The group of kiteboarding and windsurfing enthusiasts has been around for over 35 years.
“You’re wind-powered and it’s propelling you across the land or the water, you’re attached with a harness to your bar and lines out to your kite,” Stewart explained. “It gives us the option here on the prairies of snowboarding without needing a mountain.”
The group gets permission from landowners to ride on snow-covered fields. Ideal conditions involve wind gusts of 15 kilometres per hour or higher. There are members as young as seven years old, but lessons when you’re a beginner are encouraged.
“Lessons are a 100 per cent must in getting into this sport, it’s not really something you can just go out and try on your own,” Stewart said.
In January, instructor and rider Aaron Hackel took advantange of strong winds and rode from Davidson to Bethune.
“Canola or nice wheat fields were topped up with powder.

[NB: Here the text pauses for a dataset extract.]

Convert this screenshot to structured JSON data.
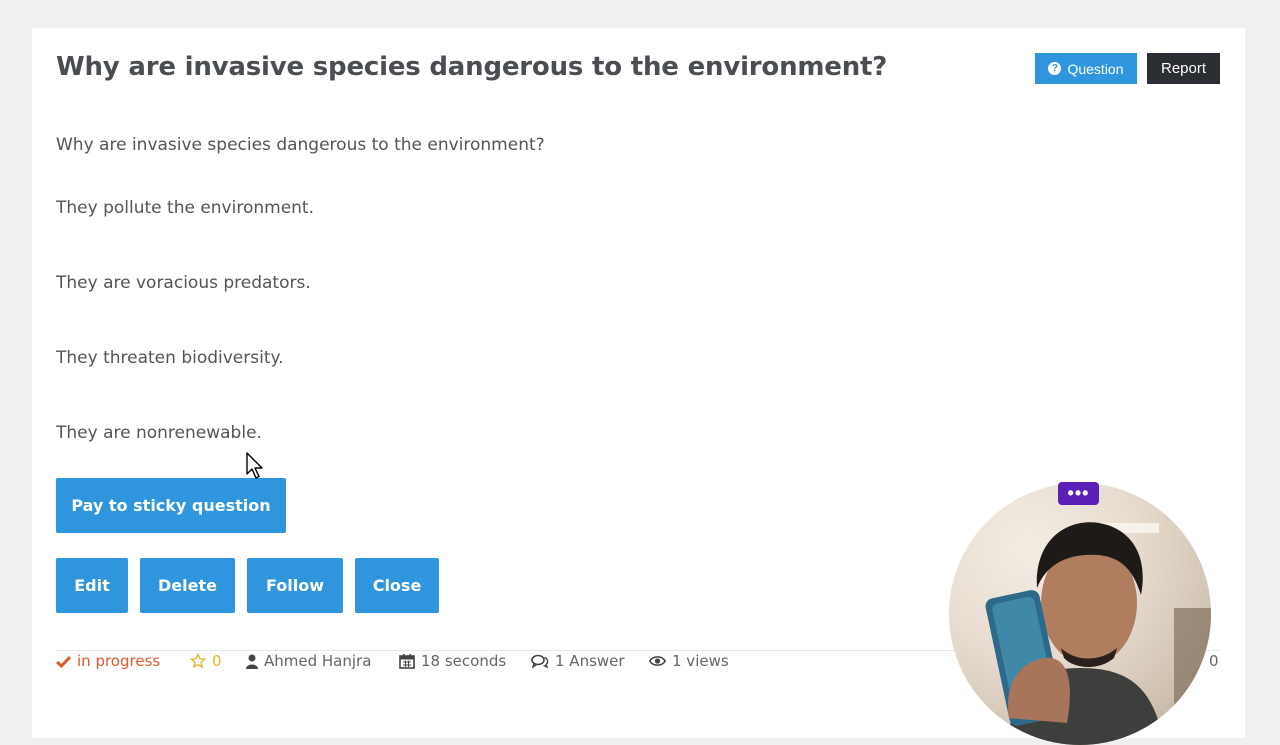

I was watching the highway and I was watching the semis and I’m pulling in front of the semis,” Hackel laughed.
He estimates he reached speeds of 120 kilometres per hour on the ride.
“There is no other feeling like it when you’re using the wind to propel you across the land and you can go three times as fast as the wind,” Hackel said.
Using the wind, it’s also easy to launch yourself into the air and make massive jumps.
“You come up to a barb wire fence – jump it. It’s no problem to whip over roads and jump over vehicles,” Hackel said.
The equipment is simple and, on top of regular snowboarding or skiing equipment, requires a harness and wind sail.
“We use a miniature size kite with 20 metre lines to propel us across the snow on skis or snowboard,” Hackel explained. “There is no other feeling like it and I’m sure glad that we live in the place that we do.”